Lesli Linka Glatter Memories Directing The Walking Dead

Gene Page/AMC

The Walking Dead

Episode directed: “The Suicide King” (Season 3, Episode 9)

“I don’t usually think of myself directing in the horror genre. It’s not really my area, but I loved The Walking Dead. To me, what it looks like is thematically if everything you know about your culture is stripped away, what are you left with? Who will you become? That’s what I loved about [it]. What are we as a culture and as human beings if all of these conventions of our normal life are taken away? What do we become? Do we rise up and become more magnanimous and generous? Do we degenerate into our own self-protection?”

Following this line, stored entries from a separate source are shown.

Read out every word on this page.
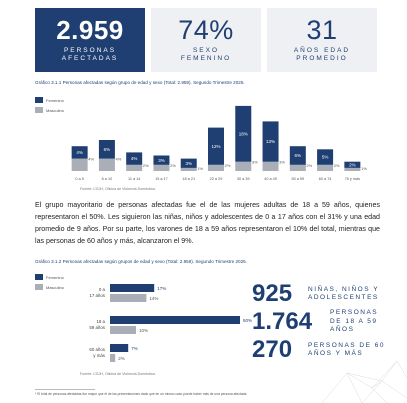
2.959
PERSONAS AFECTADAS
74%
SEXO FEMENINO
31
AÑOS EDAD PROMEDIO
Gráfico 3.1.1 Personas afectadas según grupo de edad y sexo (Total: 2.959). Segundo Trimestre 2025.
Femenino
Masculino
4%
4%
0 a 5
6%
4%
6 a 10
4%
2%
11 a 14
3%
2%
15 a 17
3%
1%
18 a 21
12%
2%
22 a 29
18%
3%
30 a 39
13%
3%
40 a 49
6%
2%
50 a 59
5%
2%
60 a 74
2%
1%
75 y más
Fuente: CGJH, Oficina de Violencia Doméstica.
El grupo mayoritario de personas afectadas fue el de las mujeres adultas de 18 a 59 años, quienes representaron el 50%. Les siguieron las niñas, niños y adolescentes de 0 a 17 años con el 31% y una edad promedio de 9 años. Por su parte, los varones de 18 a 59 años representaron el 10% del total, mientras que las personas de 60 años y más, alcanzaron el 9%.
Gráfico 3.1.2 Personas afectadas según grupos de edad y sexo (Total: 2.959). Segundo Trimestre 2025.
Femenino
Masculino	0 a
17 años
17%
14%
18 a
59 años
50%
10%
60 años
y más
7%
2%
Fuente: CGJH, Oficina de Violencia Doméstica.
925	NIÑAS, NIÑOS Y ADOLESCENTES
1.764	PERSONAS DE 18 A 59 AÑOS
270	PERSONAS DE 60 AÑOS Y MÁS
* El total de personas afectadas fue mayor que el de las presentaciones dado que en un mismo caso puede haber más de una persona afectada.
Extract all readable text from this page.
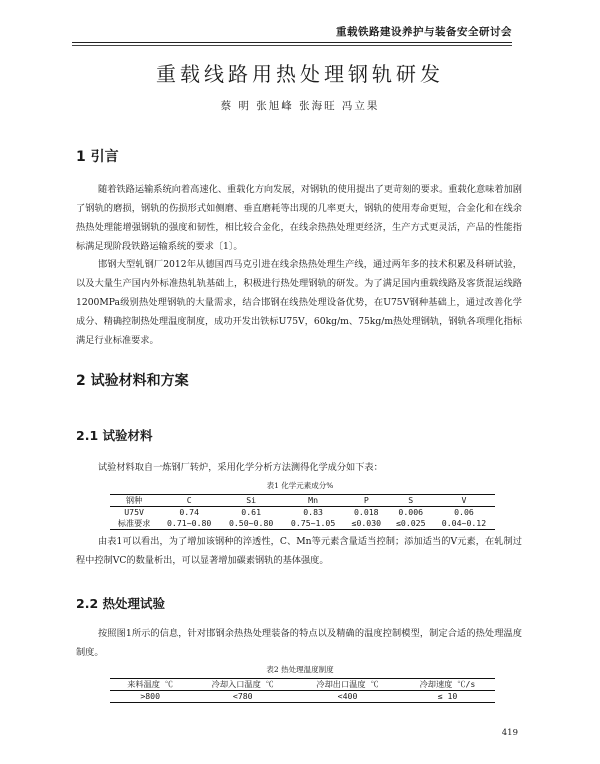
重载铁路建设养护与装备安全研讨会
重载线路用热处理钢轨研发
蔡 明 张旭峰 张海旺 冯立果
1 引言
随着铁路运输系统向着高速化、重载化方向发展，对钢轨的使用提出了更苛刻的要求。重载化意味着加剧了钢轨的磨损，钢轨的伤损形式如侧磨、垂直磨耗等出现的几率更大，钢轨的使用寿命更短，合金化和在线余热热处理能增强钢轨的强度和韧性，相比较合金化，在线余热热处理更经济，生产方式更灵活，产品的性能指标满足现阶段铁路运输系统的要求〔1〕。
邯钢大型轧钢厂2012年从德国西马克引进在线余热热处理生产线，通过两年多的技术积累及科研试验，以及大量生产国内外标准热轧轨基础上，积极进行热处理钢轨的研发。为了满足国内重载线路及客货混运线路1200MPa级别热处理钢轨的大量需求，结合邯钢在线热处理设备优势，在U75V钢种基础上，通过改善化学成分、精确控制热处理温度制度，成功开发出铁标U75V，60kg/m、75kg/m热处理钢轨，钢轨各项理化指标满足行业标准要求。
2 试验材料和方案
2.1 试验材料
试验材料取自一炼钢厂转炉，采用化学分析方法测得化学成分如下表：
表1 化学元素成分%
钢种	C	Si	Mn	P	S	V
U75V	0.74	0.61	0.83	0.018	0.006	0.06
标准要求	0.71~0.80	0.50~0.80	0.75~1.05	≤0.030	≤0.025	0.04~0.12
由表1可以看出，为了增加该钢种的淬透性，C、Mn等元素含量适当控制；添加适当的V元素，在轧制过程中控制VC的数量析出，可以显著增加碳素钢轨的基体强度。
2.2 热处理试验
按照图1所示的信息，针对邯钢余热热处理装备的特点以及精确的温度控制模型，制定合适的热处理温度制度。
表2 热处理温度制度
来料温度 ℃	冷却入口温度 ℃	冷却出口温度 ℃	冷却速度 ℃/s
>800	<780	<400	≤ 10
419
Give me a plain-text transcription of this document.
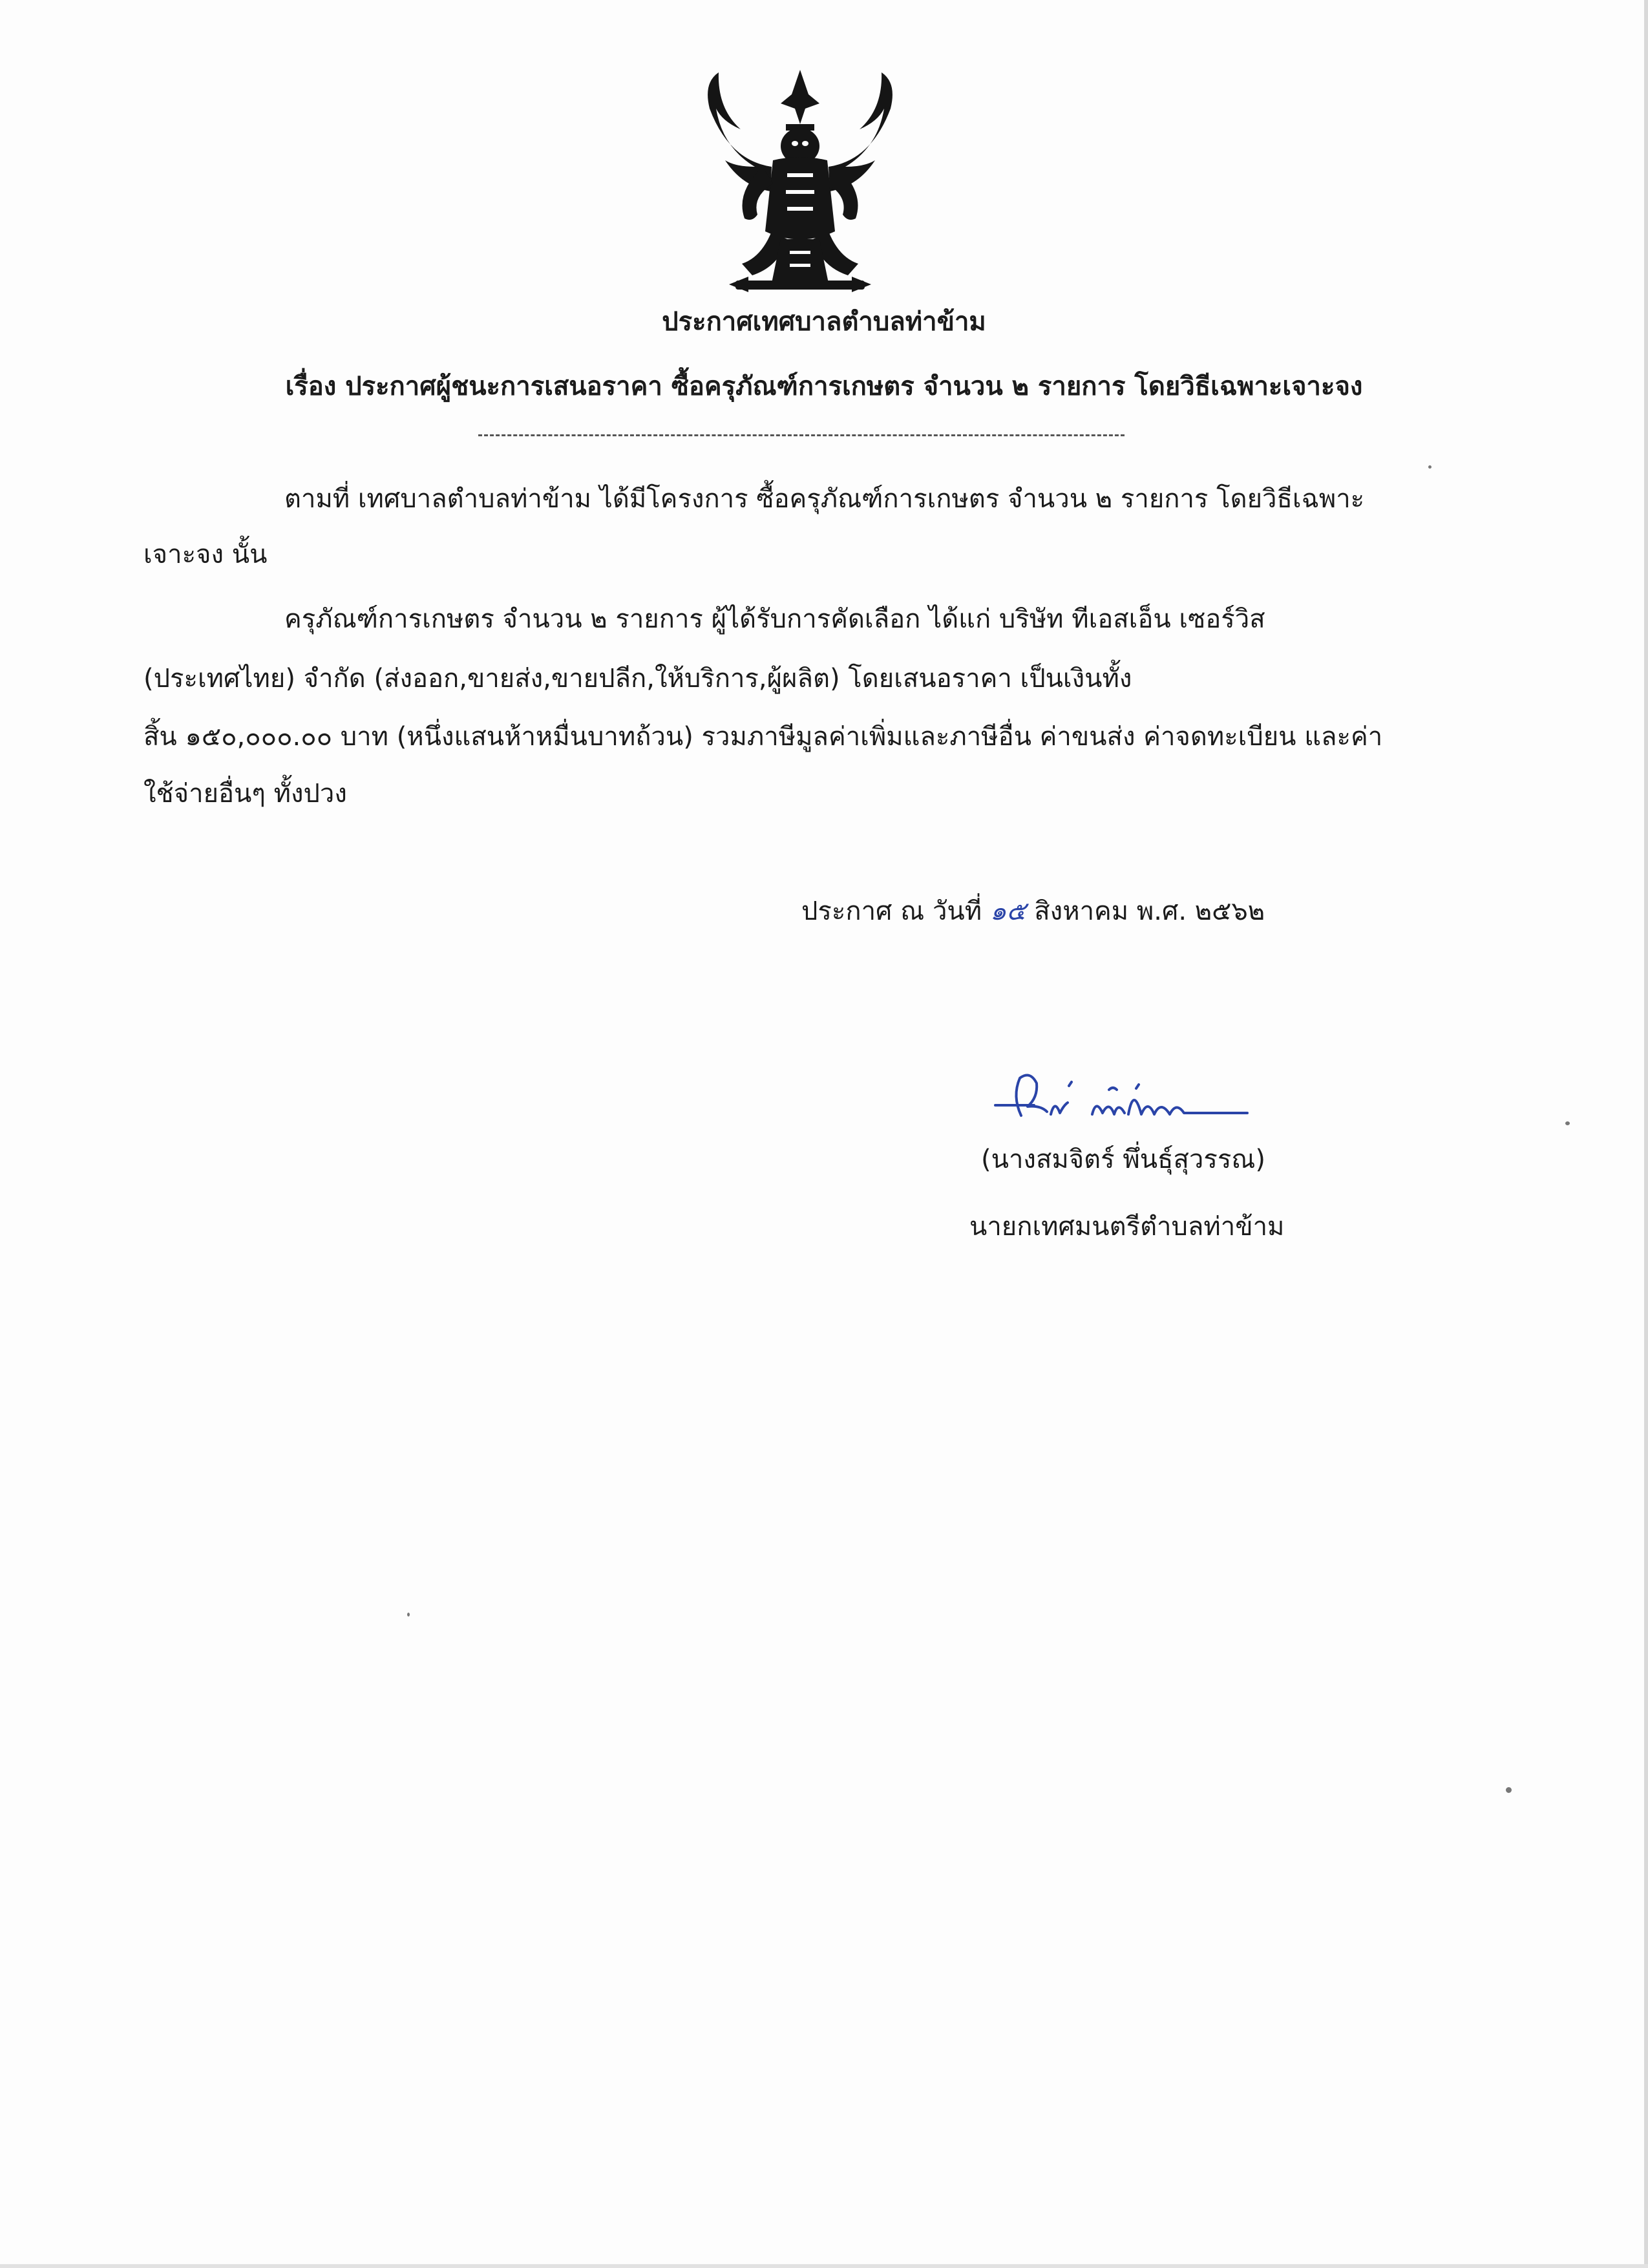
ประกาศเทศบาลตำบลท่าข้าม

เรื่อง ประกาศผู้ชนะการเสนอราคา ซื้อครุภัณฑ์การเกษตร จำนวน ๒ รายการ โดยวิธีเฉพาะเจาะจง

ตามที่ เทศบาลตำบลท่าข้าม ได้มีโครงการ ซื้อครุภัณฑ์การเกษตร จำนวน ๒ รายการ โดยวิธีเฉพาะ

เจาะจง นั้น

ครุภัณฑ์การเกษตร จำนวน ๒ รายการ ผู้ได้รับการคัดเลือก ได้แก่ บริษัท ทีเอสเอ็น เซอร์วิส

(ประเทศไทย) จำกัด (ส่งออก,ขายส่ง,ขายปลีก,ให้บริการ,ผู้ผลิต) โดยเสนอราคา เป็นเงินทั้ง

สิ้น ๑๕๐,๐๐๐.๐๐ บาท (หนึ่งแสนห้าหมื่นบาทถ้วน) รวมภาษีมูลค่าเพิ่มและภาษีอื่น ค่าขนส่ง ค่าจดทะเบียน และค่า

ใช้จ่ายอื่นๆ ทั้งปวง

ประกาศ ณ วันที่ ๑๕ สิงหาคม พ.ศ. ๒๕๖๒

(นางสมจิตร์ พึ่นธุ์สุวรรณ)

นายกเทศมนตรีตำบลท่าข้าม
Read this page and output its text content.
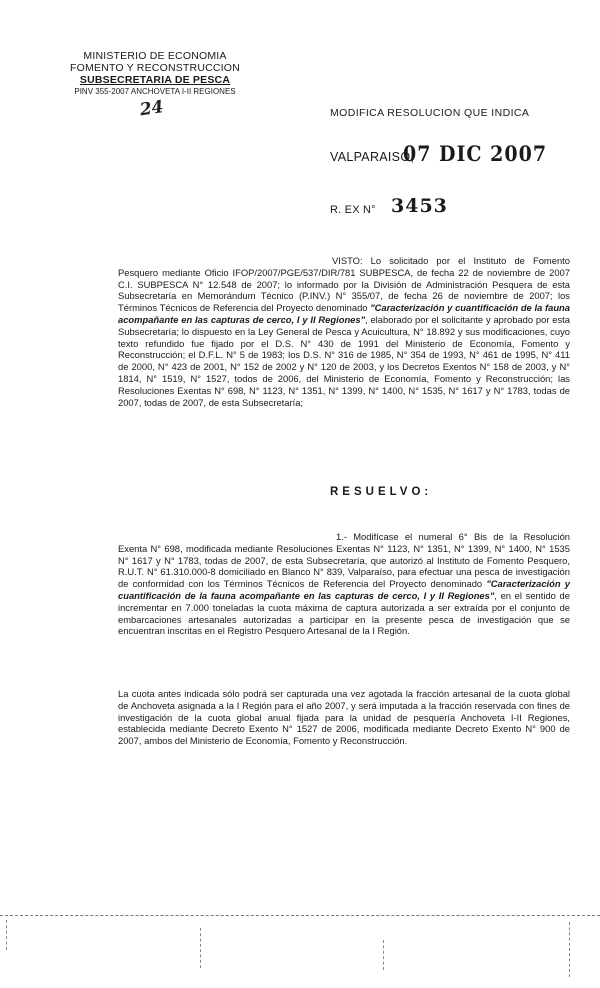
MINISTERIO DE ECONOMIA
FOMENTO Y RECONSTRUCCION
SUBSECRETARIA DE PESCA
PINV 355-2007 ANCHOVETA I-II REGIONES
24	MODIFICA RESOLUCION QUE INDICA
VALPARAISO,
07 DIC 2007
R. EX N° 3453
VISTO: Lo solicitado por el Instituto de Fomento Pesquero mediante Oficio IFOP/2007/PGE/537/DIR/781 SUBPESCA, de fecha 22 de noviembre de 2007 C.I. SUBPESCA N° 12.548 de 2007; lo informado por la División de Administración Pesquera de esta Subsecretaría en Memorándum Técnico (P.INV.) N° 355/07, de fecha 26 de noviembre de 2007; los Términos Técnicos de Referencia del Proyecto denominado "Caracterización y cuantificación de la fauna acompañante en las capturas de cerco, I y II Regiones", elaborado por el solicitante y aprobado por esta Subsecretaría; lo dispuesto en la Ley General de Pesca y Acuicultura, N° 18.892 y sus modificaciones, cuyo texto refundido fue fijado por el D.S. N° 430 de 1991 del Ministerio de Economía, Fomento y Reconstrucción; el D.F.L. N° 5 de 1983; los D.S. N° 316 de 1985, N° 354 de 1993, N° 461 de 1995, N° 411 de 2000, N° 423 de 2001, N° 152 de 2002 y N° 120 de 2003, y los Decretos Exentos N° 158 de 2003, y N° 1814, N° 1519, N° 1527, todos de 2006, del Ministerio de Economía, Fomento y Reconstrucción; las Resoluciones Exentas N° 698, N° 1123, N° 1351, N° 1399, N° 1400, N° 1535, N° 1617 y N° 1783, todas de 2007, todas de 2007, de esta Subsecretaría;
RESUELVO:
1.- Modifícase el numeral 6° Bis de la Resolución Exenta N° 698, modificada mediante Resoluciones Exentas N° 1123, N° 1351, N° 1399, N° 1400, N° 1535 N° 1617 y N° 1783, todas de 2007, de esta Subsecretaría, que autorizó al Instituto de Fomento Pesquero, R.U.T. N° 61.310.000-8 domiciliado en Blanco N° 839, Valparaíso, para efectuar una pesca de investigación de conformidad con los Términos Técnicos de Referencia del Proyecto denominado "Caracterización y cuantificación de la fauna acompañante en las capturas de cerco, I y II Regiones", en el sentido de incrementar en 7.000 toneladas la cuota máxima de captura autorizada a ser extraída por el conjunto de embarcaciones artesanales autorizadas a participar en la presente pesca de investigación que se encuentran inscritas en el Registro Pesquero Artesanal de la I Región.
La cuota antes indicada sólo podrá ser capturada una vez agotada la fracción artesanal de la cuota global de Anchoveta asignada a la I Región para el año 2007, y será imputada a la fracción reservada con fines de investigación de la cuota global anual fijada para la unidad de pesquería Anchoveta I-II Regiones, establecida mediante Decreto Exento N° 1527 de 2006, modificada mediante Decreto Exento N° 900 de 2007, ambos del Ministerio de Economía, Fomento y Reconstrucción.
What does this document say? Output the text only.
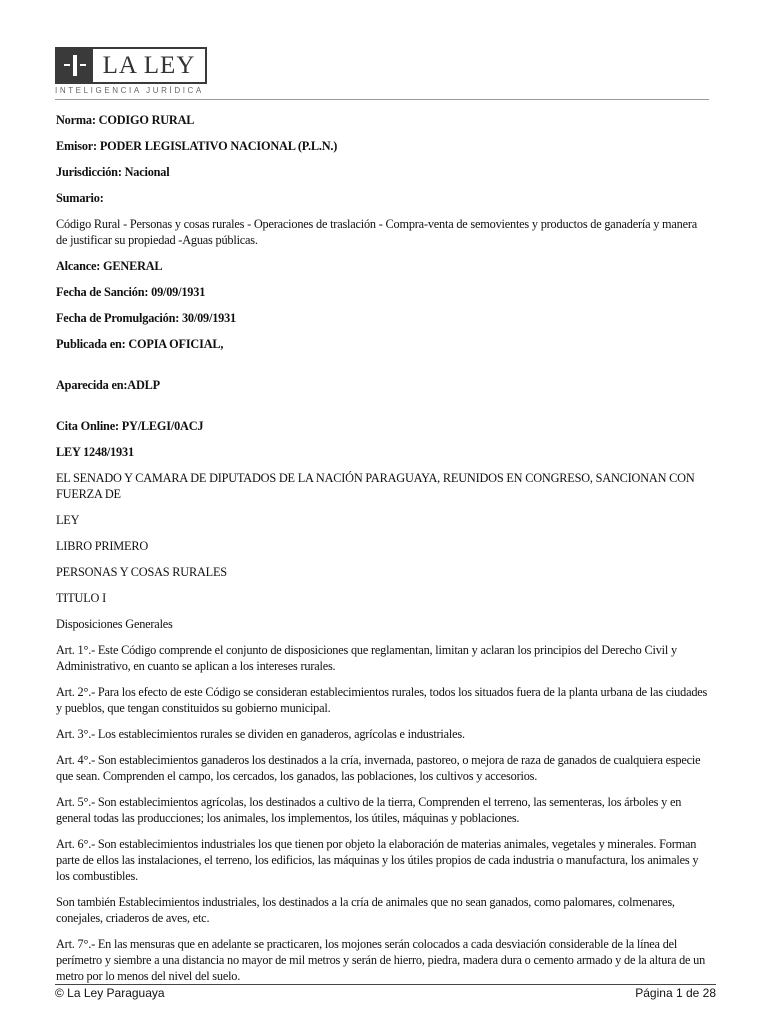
LA LEY
INTELIGENCIA JURÍDICA

Norma: CODIGO RURAL

Emisor: PODER LEGISLATIVO NACIONAL (P.L.N.)

Jurisdicción: Nacional

Sumario:

Código Rural - Personas y cosas rurales - Operaciones de traslación - Compra-venta de semovientes y productos de ganadería y manera de justificar su propiedad -Aguas públicas.

Alcance: GENERAL

Fecha de Sanción: 09/09/1931

Fecha de Promulgación: 30/09/1931

Publicada en: COPIA OFICIAL,

Aparecida en:ADLP

Cita Online: PY/LEGI/0ACJ

LEY 1248/1931

EL SENADO Y CAMARA DE DIPUTADOS DE LA NACIÓN PARAGUAYA, REUNIDOS EN CONGRESO, SANCIONAN CON FUERZA DE

LEY

LIBRO PRIMERO

PERSONAS Y COSAS RURALES

TITULO I

Disposiciones Generales

Art. 1°.- Este Código comprende el conjunto de disposiciones que reglamentan, limitan y aclaran los principios del Derecho Civil y Administrativo, en cuanto se aplican a los intereses rurales.

Art. 2°.- Para los efecto de este Código se consideran establecimientos rurales, todos los situados fuera de la planta urbana de las ciudades y pueblos, que tengan constituidos su gobierno municipal.

Art. 3°.- Los establecimientos rurales se dividen en ganaderos, agrícolas e industriales.

Art. 4°.- Son establecimientos ganaderos los destinados a la cría, invernada, pastoreo, o mejora de raza de ganados de cualquiera especie que sean. Comprenden el campo, los cercados, los ganados, las poblaciones, los cultivos y accesorios.

Art. 5°.- Son establecimientos agrícolas, los destinados a cultivo de la tierra, Comprenden el terreno, las sementeras, los árboles y en general todas las producciones; los animales, los implementos, los útiles, máquinas y poblaciones.

Art. 6°.- Son establecimientos industriales los que tienen por objeto la elaboración de materias animales, vegetales y minerales. Forman parte de ellos las instalaciones, el terreno, los edificios, las máquinas y los útiles propios de cada industria o manufactura, los animales y los combustibles.

Son también Establecimientos industriales, los destinados a la cría de animales que no sean ganados, como palomares, colmenares, conejales, criaderos de aves, etc.

Art. 7°.- En las mensuras que en adelante se practicaren, los mojones serán colocados a cada desviación considerable de la línea del perímetro y siembre a una distancia no mayor de mil metros y serán de hierro, piedra, madera dura o cemento armado y de la altura de un metro por lo menos del nivel del suelo.

© La Ley Paraguaya	Página 1 de 28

Lesli Linka Glatter Memories Directing The Leftovers

Ben King / ©HBO / courtesy Everett Collection

The Leftovers

Episode directed: “B.J. and the A.C.” (Season 1, Episode 4)

“What an amazing series, looking at these profound…. It’s a little similar thematically to The Walking Dead but couldn’t be more different in how it’s manifested. If something happens that is so out of our norm and cannot be explained, how do we humans deal with it? What are we left with? How do we proceed? How do we go back to some sort of normalcy once everything about your world is shaken?”

Lesli Linka Glatter Memories Directing Ray Donovan

Michael Desmond/©Showtime/courtesy Everett Collection

Ray Donovan

Episodes directed: “New Birthday” (Season 1, Episode 7) and “Breakfast of Champions” (Season 3, Episode 4)

“Like the Gilmore Girls really looks at mother-daughter and all the levels of that, Ray Donovan is so much about family and the father, the power of the father and the brothers and how you embrace your own authenticity and how difficult that can be. But here we have a main character, Ray, who is so layered and complicated, who’s a fixer, but he has so much in his past that has not been navigated at all. I loved these shows that have these complicated main characters.”